Advice for design students: Soup, trust and adulthood

Six months into being the team’s youngest designer, here's some ‘wisdom’ for all the students out there keeping me on my toes.

This summer, amidst a year synonymous with cataclysmic change, I stepped out of art school fresh faced and into the Adult™ world. A confusing time of responsibilities, early starts, deadlines, Brexit/Trump and mild binge-drinking. Feel free to conflate the last two. 

As a newly inaugurated Adult™ in the design world there’s a lot to be learnt. About one’s own strengths and weaknesses, how the freedom and personal authority of art school translates into the realities of a client-facing business and how to get the office microwave to heat up the soup and not just the bowl.

In the months that led up to the art school exit door I had developed an idea of what a Junior Designer’s valuable traits might be. Worries about how well I knew Photoshop, how quickly I could ‘work up’ a logo and how honed my typographic skills were, plagued me.

But as it happens, above and beyond all of the industry-related skills, teamwork - that often vacuous barnacle on a teenager’s CV - has without a doubt been the most important trait to get me where I am at this point and to set me up to become a much better designer in the future. 

Back in the halcyon days of 2015 when I was a mere intern here at Good, I sensed quickly how critical this might be.

I made an effort be accommodating, persistent, show up early and never leave without asking if others working late needed a hand. Simple things, but they all demonstrated that I was willing to be part of the studio, and not just here for myself. I don’t think I’m wrong when I say that’s why they asked me to come back as a Junior Designer. 

Getting your head around working as a unit also means you learn more – more quickly. I can’t design and manage some of the world’s biggest brands single-handedly - at least not yet - but I can be a part of the team that does.

And from this, I will become a far better designer than if I was just pretty good at typesetting for an art school student, but had the interpersonal skills of a brick. 

I would also stress the importance of trust. Gaining the trust of the rest of your team is the first step to getting anything like the freedom you were afforded at art school.

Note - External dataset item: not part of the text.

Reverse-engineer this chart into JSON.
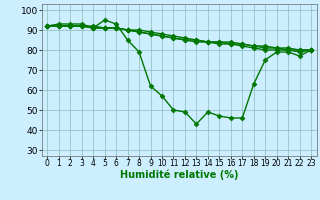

Before you get to do the big rebrands, you have to prove you’re a capable pair of hands with the smaller jobs. And that’s okay; it’s all part of the journey up.

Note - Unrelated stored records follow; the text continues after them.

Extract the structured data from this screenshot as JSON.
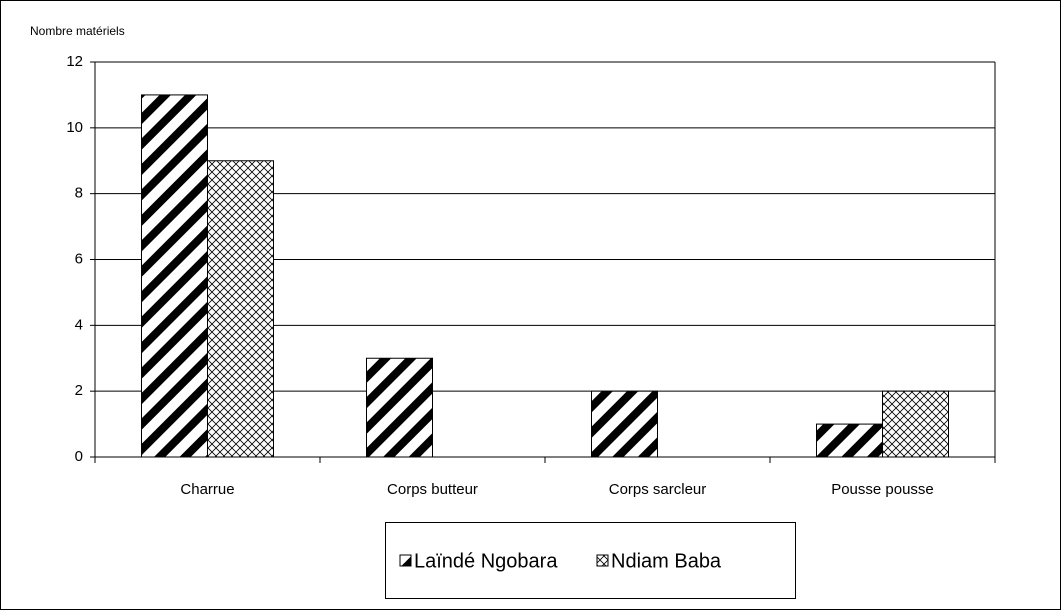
{
  "chart_data": {
    "type": "bar",
    "y_label": "Nombre matériels",
    "categories": [
      "Charrue",
      "Corps butteur",
      "Corps sarcleur",
      "Pousse pousse"
    ],
    "series": [
      {
        "name": "Laïndé Ngobara",
        "color": "#000000",
        "values": [
          11,
          3,
          2,
          1
        ]
      },
      {
        "name": "Ndiam Baba",
        "color": "#000000",
        "values": [
          9,
          0,
          0,
          2
        ]
      }
    ],
    "ylim": [
      0,
      12
    ],
    "yticks": [
      0,
      2,
      4,
      6,
      8,
      10,
      12
    ],
    "grid": true
  }
}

So my advice to any design student that finds themselves standing wide-eyed at the open door to Adulthood™ -  assuming you’re already pretty good at what you do - is swallow the ego, work as a team and build up some trust.

Find some good people and throw yourself into being a small, but irreplaceable part of their team. That’s when you’ll really begin to evolve as a designer, and hopefully nail the whole Adult™ thing too.